The use of strip cropping or inter-planting has, in some crops, been shown to reduce pest densities and create a habitat that builds up populations of beneficial predators and parasites.



A number of sunflower date-of-planting studies have indicated the potential of planting date variation for reducing damage from the crop’s insect pests. For example, later planting dates have reduced sunflower stem weevil populations in plant stalks and thus subsequent lodging. Seed damage due to banded sunflower moth larval feeding also has been lessened when planting was delayed. Delayed planting will usually avoid the first (and major) emergence of the sunflower midge (although if conditions are favorable, later infestations can be severe as well). In the High Plains of Texas, sunflower planted early or late will avoid a bloom period in early July when the highest densities of sunflower moths occur. Finally, seed damage from the red sun-flower seed weevil has been lower when sunflower has been planted early.

The manipulation of planting dates is a technique requiring knowledge of the biology of the pest, since its effectiveness depends upon not having the preferred plant growth stage available when insect pest numbers are highest. Unfortunately, the life cycles of various sunflower insects are different; so a single planting date strategy will not work for all the pests that attack sunflower.

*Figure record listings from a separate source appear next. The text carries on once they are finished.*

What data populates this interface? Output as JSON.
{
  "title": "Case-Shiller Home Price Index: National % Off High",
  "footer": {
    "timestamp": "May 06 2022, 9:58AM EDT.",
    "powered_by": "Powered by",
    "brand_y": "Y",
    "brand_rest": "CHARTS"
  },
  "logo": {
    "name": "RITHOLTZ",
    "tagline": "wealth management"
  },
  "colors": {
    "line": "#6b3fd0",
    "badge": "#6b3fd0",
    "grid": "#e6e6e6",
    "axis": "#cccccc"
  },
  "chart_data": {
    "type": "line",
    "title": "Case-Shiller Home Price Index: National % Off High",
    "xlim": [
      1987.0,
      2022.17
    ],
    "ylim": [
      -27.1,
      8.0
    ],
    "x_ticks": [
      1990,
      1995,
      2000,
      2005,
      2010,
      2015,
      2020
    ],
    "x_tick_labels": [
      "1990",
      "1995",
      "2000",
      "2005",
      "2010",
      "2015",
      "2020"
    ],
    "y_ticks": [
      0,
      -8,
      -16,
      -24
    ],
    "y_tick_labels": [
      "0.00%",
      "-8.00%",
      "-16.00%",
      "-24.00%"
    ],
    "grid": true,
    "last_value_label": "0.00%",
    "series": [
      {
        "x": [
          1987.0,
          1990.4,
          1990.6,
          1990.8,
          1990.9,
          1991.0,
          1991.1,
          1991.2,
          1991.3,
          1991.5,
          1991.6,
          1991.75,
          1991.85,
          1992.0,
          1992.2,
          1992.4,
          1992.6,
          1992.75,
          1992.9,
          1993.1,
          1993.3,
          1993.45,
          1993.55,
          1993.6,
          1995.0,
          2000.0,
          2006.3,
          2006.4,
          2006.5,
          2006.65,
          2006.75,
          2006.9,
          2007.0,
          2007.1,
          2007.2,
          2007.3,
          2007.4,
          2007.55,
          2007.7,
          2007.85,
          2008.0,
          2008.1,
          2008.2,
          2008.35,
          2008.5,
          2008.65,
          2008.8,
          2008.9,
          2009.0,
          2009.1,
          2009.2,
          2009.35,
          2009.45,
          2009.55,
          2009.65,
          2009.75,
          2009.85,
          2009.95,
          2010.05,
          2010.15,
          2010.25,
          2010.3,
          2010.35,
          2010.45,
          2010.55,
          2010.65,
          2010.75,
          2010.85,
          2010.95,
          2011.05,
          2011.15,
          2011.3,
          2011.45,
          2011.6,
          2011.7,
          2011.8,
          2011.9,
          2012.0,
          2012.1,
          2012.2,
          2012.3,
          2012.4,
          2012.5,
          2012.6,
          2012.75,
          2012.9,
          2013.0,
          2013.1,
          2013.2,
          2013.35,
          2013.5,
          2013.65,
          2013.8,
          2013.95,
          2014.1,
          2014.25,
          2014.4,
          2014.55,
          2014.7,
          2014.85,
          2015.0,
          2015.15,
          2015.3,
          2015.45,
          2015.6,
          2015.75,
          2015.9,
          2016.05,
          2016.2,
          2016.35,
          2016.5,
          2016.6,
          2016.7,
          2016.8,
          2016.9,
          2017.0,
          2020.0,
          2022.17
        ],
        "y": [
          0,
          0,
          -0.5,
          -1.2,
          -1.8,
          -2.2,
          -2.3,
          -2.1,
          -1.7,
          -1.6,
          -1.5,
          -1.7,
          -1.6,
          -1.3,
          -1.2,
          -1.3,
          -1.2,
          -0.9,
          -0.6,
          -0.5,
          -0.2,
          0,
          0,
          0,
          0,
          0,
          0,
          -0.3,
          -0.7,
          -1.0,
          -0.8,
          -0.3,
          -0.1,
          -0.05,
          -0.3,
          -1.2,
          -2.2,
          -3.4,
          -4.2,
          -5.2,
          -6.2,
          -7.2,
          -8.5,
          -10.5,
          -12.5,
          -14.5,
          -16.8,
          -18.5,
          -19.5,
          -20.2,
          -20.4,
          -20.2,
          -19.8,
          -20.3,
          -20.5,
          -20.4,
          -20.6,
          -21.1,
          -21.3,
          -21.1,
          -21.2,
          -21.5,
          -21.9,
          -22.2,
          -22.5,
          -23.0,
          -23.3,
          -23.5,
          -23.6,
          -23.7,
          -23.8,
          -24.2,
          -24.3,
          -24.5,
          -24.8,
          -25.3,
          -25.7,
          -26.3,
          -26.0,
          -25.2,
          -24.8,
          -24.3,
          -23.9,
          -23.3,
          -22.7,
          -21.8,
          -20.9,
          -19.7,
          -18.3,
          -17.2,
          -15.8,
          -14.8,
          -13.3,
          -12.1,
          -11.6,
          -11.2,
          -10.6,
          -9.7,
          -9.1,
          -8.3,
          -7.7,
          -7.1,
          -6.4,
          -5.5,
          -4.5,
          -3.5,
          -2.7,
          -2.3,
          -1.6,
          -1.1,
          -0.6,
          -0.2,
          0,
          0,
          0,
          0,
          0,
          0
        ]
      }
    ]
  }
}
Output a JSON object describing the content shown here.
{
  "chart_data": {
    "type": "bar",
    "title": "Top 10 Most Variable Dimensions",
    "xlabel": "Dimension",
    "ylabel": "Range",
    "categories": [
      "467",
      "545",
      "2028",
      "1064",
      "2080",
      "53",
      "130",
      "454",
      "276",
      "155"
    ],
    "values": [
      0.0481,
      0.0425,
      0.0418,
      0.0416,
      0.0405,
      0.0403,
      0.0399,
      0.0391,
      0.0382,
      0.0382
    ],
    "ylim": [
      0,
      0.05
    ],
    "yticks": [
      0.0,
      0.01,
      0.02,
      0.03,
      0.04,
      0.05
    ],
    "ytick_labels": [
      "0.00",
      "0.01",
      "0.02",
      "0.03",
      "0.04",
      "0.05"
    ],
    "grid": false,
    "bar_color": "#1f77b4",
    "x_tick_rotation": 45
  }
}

How can tillage impact some sunflower insects? In South Dakota studies, fall or spring plowing was shown to reduce adult emergence of the red sunflower seed weevil. In Texas, tillage increased the mortality of overwintering larvae of the long-horned sunflower stem girdler.

In both the Northern and Southern Great Plains, however, plowing sunflower stalks proved ineffective in reducing survival of the sunflower stem weevil. The stem weevil larvae are protected in the woody portions of the stalk not broken up by the plow. Adult emergence the following spring can be reduced, though, if the stalks are buried beneath the soil surface.

Recent studies in North Dakota and Minnesota have shown that trap cropping has promise in the management of the red sunflower seed weevil. The planting of an early flowering border of sunflower around a larger sunflower field serves as a trap for the adult red seed weevils, which are attracted to the trap rows and concentrate in the flowering heads.

These trap rows are then treated with a chemical which may effectively reduce weevil populations to the point where there’s no need to spray the entire field. The result would be a much lower cost of insecticidal control.

Plant populations will affect both the sunflower stalk diameter and the percentage of plants lodged by the sunflower stem weevil. The larvae of this insect overwinter in the stalks by constructing chambers in the stem. These chambers weaken the plant; and, if weevil numbers are high, the plant can lodge prior to harvest.

Studies have shown that the density of plant stand has no effect on the numbers of weevil larvae within the stalks. However, as plant population is increased, individual stalk diameter is reduced and lodging increases. It’s important to maintain the structural integrity of the sunflower stalk by keeping its diameter large enough to withstand lodging. This can be achieved by reducing the plant stand. The result will be larger-diameter stalks, no change in insect levels within stalks — but decreased losses due to lodging.



The techniques used in cultural control basically consist of modifications in timing or in the manner of performing necessary functions in the production of the crop. Thorough biological research is required for such controls to work correctly. Also needed is an understanding of the basic life cycle of the pest and its interaction with crop growth and the environment.

Sometimes the slight insect population reduction due to cultural practices will delay the rise of the pest to economic levels, thereby reducing or eliminating the need for more-costly management tactics (such as chemical applications). Using cultural controls may not always provide dramatic results — and it may require a combination of additional IPM practices if benefits are to be maximized. Nonetheless, cultural controls can be an important tool for protecting the crop and minimizing damage from insect pests.